Most plaintiffs in medical malpractice cases need to retain expert witnesses to testify for them. Ordinary people outside the profession, such as members of a jury, would not be able to understand the nuances of the situation otherwise. A jury is free to give an expert’s testimony as much or as little weight as it chooses, so finding a credible expert is critical.
Hiring an Expert
Assuming that your case requires expert testimony, you will need to retain an expert before the trial. (In many states, you will need to consult an expert for the affidavit of merit that may be required to accompany a complaint.) The defendant also probably will retain an expert, and each side will disclose to the court what their expert will say during the trial. If you have hired an attorney, they probably will handle the process of retaining an expert for you.

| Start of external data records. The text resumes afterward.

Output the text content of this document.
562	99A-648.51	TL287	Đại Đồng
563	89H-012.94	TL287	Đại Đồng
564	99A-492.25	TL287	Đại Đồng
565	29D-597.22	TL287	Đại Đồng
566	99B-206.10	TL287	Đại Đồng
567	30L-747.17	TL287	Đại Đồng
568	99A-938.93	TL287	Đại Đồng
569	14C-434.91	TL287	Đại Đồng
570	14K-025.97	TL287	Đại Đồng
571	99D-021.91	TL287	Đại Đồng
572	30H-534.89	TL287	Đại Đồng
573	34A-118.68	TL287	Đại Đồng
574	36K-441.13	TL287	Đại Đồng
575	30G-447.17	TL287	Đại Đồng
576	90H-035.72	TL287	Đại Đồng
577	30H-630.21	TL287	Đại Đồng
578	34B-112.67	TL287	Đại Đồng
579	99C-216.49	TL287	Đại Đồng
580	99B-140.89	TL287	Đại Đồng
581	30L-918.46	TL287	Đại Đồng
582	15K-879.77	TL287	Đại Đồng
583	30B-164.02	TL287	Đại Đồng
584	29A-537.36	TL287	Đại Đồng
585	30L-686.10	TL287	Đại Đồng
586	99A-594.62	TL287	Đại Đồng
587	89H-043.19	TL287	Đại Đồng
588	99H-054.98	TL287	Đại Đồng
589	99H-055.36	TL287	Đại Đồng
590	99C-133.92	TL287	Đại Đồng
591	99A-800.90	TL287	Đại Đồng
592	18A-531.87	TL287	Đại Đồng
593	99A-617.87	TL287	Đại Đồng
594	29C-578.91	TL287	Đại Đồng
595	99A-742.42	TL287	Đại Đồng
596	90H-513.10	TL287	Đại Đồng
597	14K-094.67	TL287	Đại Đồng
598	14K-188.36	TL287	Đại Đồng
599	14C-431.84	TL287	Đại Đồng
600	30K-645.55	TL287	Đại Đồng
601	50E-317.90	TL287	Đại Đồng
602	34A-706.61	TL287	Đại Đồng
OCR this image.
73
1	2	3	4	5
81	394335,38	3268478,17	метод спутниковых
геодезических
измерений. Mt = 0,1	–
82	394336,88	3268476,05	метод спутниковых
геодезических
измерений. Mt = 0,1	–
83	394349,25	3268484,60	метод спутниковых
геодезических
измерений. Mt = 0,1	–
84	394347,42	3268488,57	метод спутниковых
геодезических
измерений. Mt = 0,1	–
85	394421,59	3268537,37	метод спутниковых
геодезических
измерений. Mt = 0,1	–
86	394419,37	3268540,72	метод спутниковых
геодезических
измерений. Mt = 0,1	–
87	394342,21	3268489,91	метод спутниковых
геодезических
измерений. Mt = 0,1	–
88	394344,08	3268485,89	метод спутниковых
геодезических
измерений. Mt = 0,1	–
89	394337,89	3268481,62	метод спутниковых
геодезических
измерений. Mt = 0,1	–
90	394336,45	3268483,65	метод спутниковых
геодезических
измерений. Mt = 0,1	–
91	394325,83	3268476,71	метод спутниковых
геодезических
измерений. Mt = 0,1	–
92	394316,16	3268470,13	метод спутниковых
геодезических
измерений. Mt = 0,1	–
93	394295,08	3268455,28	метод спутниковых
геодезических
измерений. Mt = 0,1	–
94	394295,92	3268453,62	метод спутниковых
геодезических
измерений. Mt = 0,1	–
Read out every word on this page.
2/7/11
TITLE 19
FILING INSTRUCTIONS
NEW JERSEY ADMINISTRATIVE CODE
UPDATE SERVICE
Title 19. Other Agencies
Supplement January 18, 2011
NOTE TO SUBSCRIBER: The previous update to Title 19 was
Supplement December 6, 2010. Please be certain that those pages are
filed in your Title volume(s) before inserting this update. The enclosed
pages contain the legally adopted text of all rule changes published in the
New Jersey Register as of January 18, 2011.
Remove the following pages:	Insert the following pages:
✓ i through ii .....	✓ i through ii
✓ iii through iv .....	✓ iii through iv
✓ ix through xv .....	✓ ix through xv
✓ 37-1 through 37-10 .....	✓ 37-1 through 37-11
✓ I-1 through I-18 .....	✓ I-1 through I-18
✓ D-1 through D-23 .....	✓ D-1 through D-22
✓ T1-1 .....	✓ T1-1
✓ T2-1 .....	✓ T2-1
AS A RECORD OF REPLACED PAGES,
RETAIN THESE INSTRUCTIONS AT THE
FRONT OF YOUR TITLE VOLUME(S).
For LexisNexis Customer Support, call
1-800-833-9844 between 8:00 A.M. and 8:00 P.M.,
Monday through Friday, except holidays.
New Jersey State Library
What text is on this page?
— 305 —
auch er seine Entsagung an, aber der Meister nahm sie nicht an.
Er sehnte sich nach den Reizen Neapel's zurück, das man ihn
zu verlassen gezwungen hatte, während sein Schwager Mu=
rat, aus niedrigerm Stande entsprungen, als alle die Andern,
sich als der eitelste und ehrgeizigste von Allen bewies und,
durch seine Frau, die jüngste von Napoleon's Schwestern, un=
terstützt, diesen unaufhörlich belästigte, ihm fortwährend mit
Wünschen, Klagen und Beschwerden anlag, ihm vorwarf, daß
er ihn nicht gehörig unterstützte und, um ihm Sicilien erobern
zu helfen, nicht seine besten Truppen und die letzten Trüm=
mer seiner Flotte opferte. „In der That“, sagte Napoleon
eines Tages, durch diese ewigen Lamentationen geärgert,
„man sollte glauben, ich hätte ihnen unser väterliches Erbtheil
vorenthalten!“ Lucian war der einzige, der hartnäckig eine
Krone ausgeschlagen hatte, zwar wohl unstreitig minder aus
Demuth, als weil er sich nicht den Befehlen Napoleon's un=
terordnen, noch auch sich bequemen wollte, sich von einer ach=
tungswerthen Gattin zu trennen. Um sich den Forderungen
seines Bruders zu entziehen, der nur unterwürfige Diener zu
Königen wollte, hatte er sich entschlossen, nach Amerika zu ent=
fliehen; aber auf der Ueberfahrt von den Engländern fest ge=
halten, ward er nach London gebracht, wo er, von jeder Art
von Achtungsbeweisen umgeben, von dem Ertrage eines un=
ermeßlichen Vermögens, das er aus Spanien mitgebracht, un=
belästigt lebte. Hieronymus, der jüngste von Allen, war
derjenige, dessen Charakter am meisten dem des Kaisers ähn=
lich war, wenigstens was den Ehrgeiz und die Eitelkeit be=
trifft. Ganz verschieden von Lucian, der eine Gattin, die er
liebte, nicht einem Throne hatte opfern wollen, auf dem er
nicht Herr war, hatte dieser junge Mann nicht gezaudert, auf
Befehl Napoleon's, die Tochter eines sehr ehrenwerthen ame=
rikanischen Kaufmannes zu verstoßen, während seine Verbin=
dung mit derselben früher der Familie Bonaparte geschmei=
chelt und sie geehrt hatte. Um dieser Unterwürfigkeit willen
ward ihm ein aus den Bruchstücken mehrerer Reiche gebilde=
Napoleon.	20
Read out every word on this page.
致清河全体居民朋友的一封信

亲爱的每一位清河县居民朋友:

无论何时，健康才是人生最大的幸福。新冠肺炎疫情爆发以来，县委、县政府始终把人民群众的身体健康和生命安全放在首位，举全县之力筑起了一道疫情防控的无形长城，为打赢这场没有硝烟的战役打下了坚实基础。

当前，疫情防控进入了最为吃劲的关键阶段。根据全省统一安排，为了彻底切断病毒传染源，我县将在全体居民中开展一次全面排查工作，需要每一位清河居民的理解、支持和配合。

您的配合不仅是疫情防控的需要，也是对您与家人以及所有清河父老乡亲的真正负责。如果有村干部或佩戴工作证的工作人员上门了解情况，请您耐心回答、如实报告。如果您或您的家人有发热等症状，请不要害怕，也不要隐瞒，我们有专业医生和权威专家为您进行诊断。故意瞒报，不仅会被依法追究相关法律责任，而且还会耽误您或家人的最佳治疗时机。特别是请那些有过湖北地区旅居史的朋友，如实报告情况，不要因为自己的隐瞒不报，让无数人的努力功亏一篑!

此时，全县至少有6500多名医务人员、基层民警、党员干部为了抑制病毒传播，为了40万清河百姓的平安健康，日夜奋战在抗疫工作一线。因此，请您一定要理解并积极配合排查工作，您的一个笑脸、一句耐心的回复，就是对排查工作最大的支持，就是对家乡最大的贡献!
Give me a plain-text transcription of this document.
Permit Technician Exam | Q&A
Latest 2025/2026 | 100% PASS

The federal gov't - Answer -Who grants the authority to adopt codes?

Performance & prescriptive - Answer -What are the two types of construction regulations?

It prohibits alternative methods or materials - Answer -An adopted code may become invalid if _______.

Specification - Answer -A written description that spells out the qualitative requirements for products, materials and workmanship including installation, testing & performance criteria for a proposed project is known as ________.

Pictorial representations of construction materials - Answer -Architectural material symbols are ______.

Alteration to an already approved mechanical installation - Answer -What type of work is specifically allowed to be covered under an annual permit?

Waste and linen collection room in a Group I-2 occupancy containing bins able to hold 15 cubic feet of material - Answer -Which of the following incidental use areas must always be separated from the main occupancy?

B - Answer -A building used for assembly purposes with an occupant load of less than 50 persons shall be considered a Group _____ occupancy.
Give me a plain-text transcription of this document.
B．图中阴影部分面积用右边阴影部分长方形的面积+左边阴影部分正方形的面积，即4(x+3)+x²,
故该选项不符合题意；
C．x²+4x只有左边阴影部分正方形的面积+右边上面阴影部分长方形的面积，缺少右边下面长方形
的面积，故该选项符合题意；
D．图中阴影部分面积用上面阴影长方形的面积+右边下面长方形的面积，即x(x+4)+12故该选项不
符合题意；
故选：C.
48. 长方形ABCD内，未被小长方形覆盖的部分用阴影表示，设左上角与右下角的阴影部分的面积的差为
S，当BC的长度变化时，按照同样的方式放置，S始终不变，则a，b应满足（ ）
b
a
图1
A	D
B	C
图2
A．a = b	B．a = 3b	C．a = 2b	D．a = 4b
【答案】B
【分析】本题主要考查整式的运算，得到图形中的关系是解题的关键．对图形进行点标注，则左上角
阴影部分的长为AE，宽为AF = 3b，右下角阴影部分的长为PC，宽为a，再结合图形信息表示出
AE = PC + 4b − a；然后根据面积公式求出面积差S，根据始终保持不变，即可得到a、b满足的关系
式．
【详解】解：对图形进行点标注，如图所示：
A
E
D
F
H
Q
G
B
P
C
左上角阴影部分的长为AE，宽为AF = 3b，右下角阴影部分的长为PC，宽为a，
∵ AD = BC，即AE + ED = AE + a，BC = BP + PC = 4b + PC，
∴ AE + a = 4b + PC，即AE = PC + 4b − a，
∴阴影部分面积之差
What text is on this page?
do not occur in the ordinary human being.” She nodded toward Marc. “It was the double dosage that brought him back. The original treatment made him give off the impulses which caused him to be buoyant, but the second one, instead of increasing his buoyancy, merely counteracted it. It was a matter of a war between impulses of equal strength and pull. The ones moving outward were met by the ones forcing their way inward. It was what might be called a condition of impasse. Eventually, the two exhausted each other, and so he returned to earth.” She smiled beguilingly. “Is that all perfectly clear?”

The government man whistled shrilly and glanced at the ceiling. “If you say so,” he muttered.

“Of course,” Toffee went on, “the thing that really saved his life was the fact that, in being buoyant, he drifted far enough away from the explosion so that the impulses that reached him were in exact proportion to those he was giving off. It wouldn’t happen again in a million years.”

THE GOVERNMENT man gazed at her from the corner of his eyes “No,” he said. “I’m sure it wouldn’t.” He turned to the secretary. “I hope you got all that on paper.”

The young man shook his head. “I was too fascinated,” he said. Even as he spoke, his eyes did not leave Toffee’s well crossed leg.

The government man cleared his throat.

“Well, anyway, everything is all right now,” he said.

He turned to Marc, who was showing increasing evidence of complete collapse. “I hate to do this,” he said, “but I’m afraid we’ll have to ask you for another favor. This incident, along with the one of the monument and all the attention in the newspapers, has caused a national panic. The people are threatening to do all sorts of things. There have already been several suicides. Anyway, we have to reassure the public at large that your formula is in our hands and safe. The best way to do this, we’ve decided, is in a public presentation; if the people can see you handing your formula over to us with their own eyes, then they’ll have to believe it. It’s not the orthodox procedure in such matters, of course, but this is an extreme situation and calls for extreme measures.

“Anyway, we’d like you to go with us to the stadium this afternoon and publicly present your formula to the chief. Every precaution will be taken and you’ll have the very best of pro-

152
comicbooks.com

Otherwise, you should be aware that finding an expert may involve a significant amount of time, effort, and cost, so you should start looking for an expert as soon as you believe that you may have a claim.
The expert usually must come from the same field of medicine as the defendant, and they should be familiar with the type of situation in which the alleged malpractice occurred. Not every expert is a practicing doctor. Often, an expert may be a professor in a medical school who teaches courses in the relevant field, or they may be certified in the field. To prevent doctors from making a career out of serving as expert witnesses, procedural rules sometimes provide that the expert must have spent at least a certain percentage of their time in recent years practicing or teaching medicine.
The purpose of expert testimony is to help the jury understand whether the plaintiff has met the elements of a medical malpractice claim. Their main tasks consist of explaining how the defendant failed to meet the applicable standard of care and how this led to the injuries that you suffered. To provide context, your expert will need to describe the practices and procedures followed by a competent doctor in the specialty. They will then explain how the defendant’s actions deviated from those norms. An expert can rely on their own experience and knowledge, but they can also integrate academic publications and industry standards to support their opinions. In describing causation, the expert may need to address other potential factors that might have caused the plaintiff’s injuries. They would explain why the facts suggest that the defendant’s negligence was the sole or main cause.
Medical Malpractice Cases Without Experts
If a doctor’s misconduct was egregious, a jury may be able to understand that they violated the professional standard of care without consulting an expert. For example, a doctor who leaves a foreign object in a patient’s body, operates on the wrong limb, or sexually assaults a patient clearly has committed malpractice. There are also certain instances in which nobody other than the doctor or their assistants could have caused the harm. This triggers a rule called res ipsa loquitur, which means that the thing speaks for itself, or that causation is self-evident.
However, you should not just assume that your case fits into this category because the doctor’s fault seems obvious to you. You should consult an attorney or an expert to make sure that you are proceeding down the right path and not overlooking anything.